Injection Guard

Injection Guard is a pre-execution safety layer that scans tool arguments for prompt injection patterns before the tool runs. It protects guarded tools from instruction hijacking, system prompt extraction, obfuscated payloads, and other injection techniques.

Injection Guard is separate from HMADS. HMADS protects against dangerous operations like file deletion and privilege escalation. Injection Guard protects against prompt injection in tool arguments.

How It Works

When an agent calls a guarded tool, Injection Guard scans its text arguments against a set of detection rules. Each rule has a severity level and a category. If a match is found, the guard compares the severity against the agent’s minimum severity threshold and responds according to the agent’s configured mode.

Guarded Tools

These tools have their arguments scanned for injection:

write_file — content and file_path
str_replace — old_str, new_str, file_path
patch — patch content and file_path
read_file — file_path
bash — script content
runpy — script and code content
send_agent_message — message content

Super Agent Bypass

Super agents bypass Injection Guard entirely, just as they bypass HMADS.

Severity Levels

Each detection rule has a severity level that determines how it is handled:

Level	Score	Description
LOW	0.2	Minor suspicion, such as token mentioned with extraction verb
WARNING	0.3	Credential-related probes
MEDIUM	0.4	Context manipulation, obfuscation attempts
HIGH	0.7	Direct instructions to change behavior, payload splitting
CRITICAL	1.0	Instruction hijacking, system prompt leaking, tool hijacking

Rules below the agent’s minimum severity threshold are skipped.
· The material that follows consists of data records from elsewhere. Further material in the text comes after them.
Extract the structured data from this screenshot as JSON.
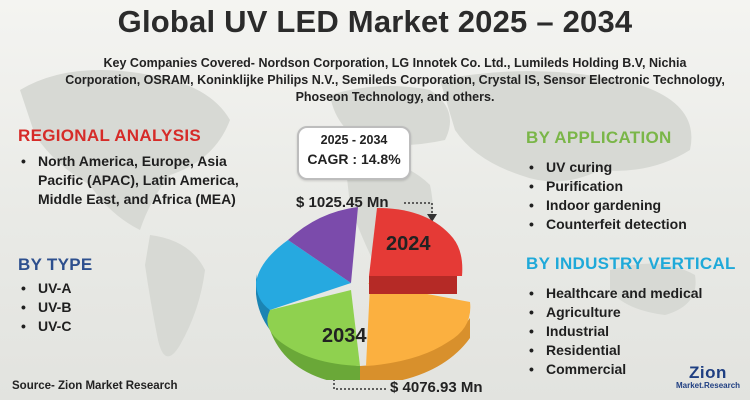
{
  "title": "Global UV LED Market 2025 – 2034",
  "companies": "Key Companies Covered- Nordson Corporation, LG Innotek Co. Ltd., Lumileds Holding B.V, Nichia Corporation, OSRAM, Koninklijke Philips N.V., Semileds Corporation, Crystal IS, Sensor Electronic Technology, Phoseon Technology, and others.",
  "regional": {
    "heading": "REGIONAL ANALYSIS",
    "items": [
      "North America, Europe, Asia Pacific (APAC), Latin America, Middle East, and Africa (MEA)"
    ]
  },
  "by_type": {
    "heading": "BY TYPE",
    "items": [
      "UV-A",
      "UV-B",
      "UV-C"
    ]
  },
  "by_application": {
    "heading": "BY APPLICATION",
    "items": [
      "UV curing",
      "Purification",
      "Indoor gardening",
      "Counterfeit detection"
    ]
  },
  "by_industry": {
    "heading": "BY INDUSTRY VERTICAL",
    "items": [
      "Healthcare and medical",
      "Agriculture",
      "Industrial",
      "Residential",
      "Commercial"
    ]
  },
  "cagr": {
    "period": "2025 - 2034",
    "value": "CAGR : 14.8%"
  },
  "market_2024": {
    "value": "$ 1025.45 Mn",
    "year_label": "2024"
  },
  "market_2034": {
    "value": "$ 4076.93 Mn",
    "year_label": "2034"
  },
  "pie": {
    "segments": [
      {
        "label": "2024",
        "color": "#e53a36"
      },
      {
        "label": "",
        "color": "#fbb040"
      },
      {
        "label": "2034",
        "color": "#8fd14f"
      },
      {
        "label": "",
        "color": "#26a9e0"
      },
      {
        "label": "",
        "color": "#7b4bab"
      }
    ]
  },
  "source": "Source- Zion Market Research",
  "logo": {
    "word": "Zion",
    "sub": "Market.Research"
  }
}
The default threshold is MEDIUM.

Detection Categories

Injection Guard covers 15 categories of injection techniques:

Category	Examples
Direct Override	Phrases telling the agent to reject its original system prompt
Prompt Leaking	Requests to copy the full system prompt text
Context Manipulation	Hypothetical framing, indirect references, few-shot manipulation
Obfuscation	Base64, hex, unicode escapes, leetspeak, spaced characters, ROT13
Payload Splitting	Token concatenation, comment injection
HTML/Markdown Injection	Suspicious markdown link protocols such as javascript: or data:
Reasoning Hijack	Distorting chain-of-thought, reward hacking
Indirect Injection	Second-order injection, document-embedded code
Data Extraction	Credential and token extraction attempts
Function Call Hijacking	Tool call injection, output format hijacking
Multilingual Attack	Attacks using non-English language phrasing

Configuration

Injection Guard is configured per-agent in the Advanced Settings section of the agent detail page.

Toggle

The Injection Guard toggle enables or disables scanning for the agent. It is enabled by default.

Agent Variables

For programmatic configuration, Injection Guard supports three agent variables:

Variable	Values	Default	Description
`injection_guard_enabled`	`1`, `0`	`1`	Enable or disable the guard
`injection_guard_min_severity`	`LOW`, `WARNING`, `MEDIUM`, `HIGH`, `CRITICAL`	`MEDIUM`	Minimum severity to act on
`injection_guard_mode`	`block`, `warn`, `log`	`block`	Response mode when injection is detected

Response Modes

Mode	Behavior
block	Blocks the tool call and returns a clear error with severity and score
warn	Blocks the tool call with a warning message advising admin contact
log	Logs the detection but allows the tool call to proceed

When to Disable

Injection Guard uses regex-based pattern matching, which can sometimes trigger on legitimate code. Consider disabling it if you experience false positives in:

Code generation that includes security-related terms
File operations with paths matching sensitive patterns
Scripts that construct commands dynamically

The toggle is located in Advanced Settings under the agent’s General tab, alongside the Safety Checker toggle.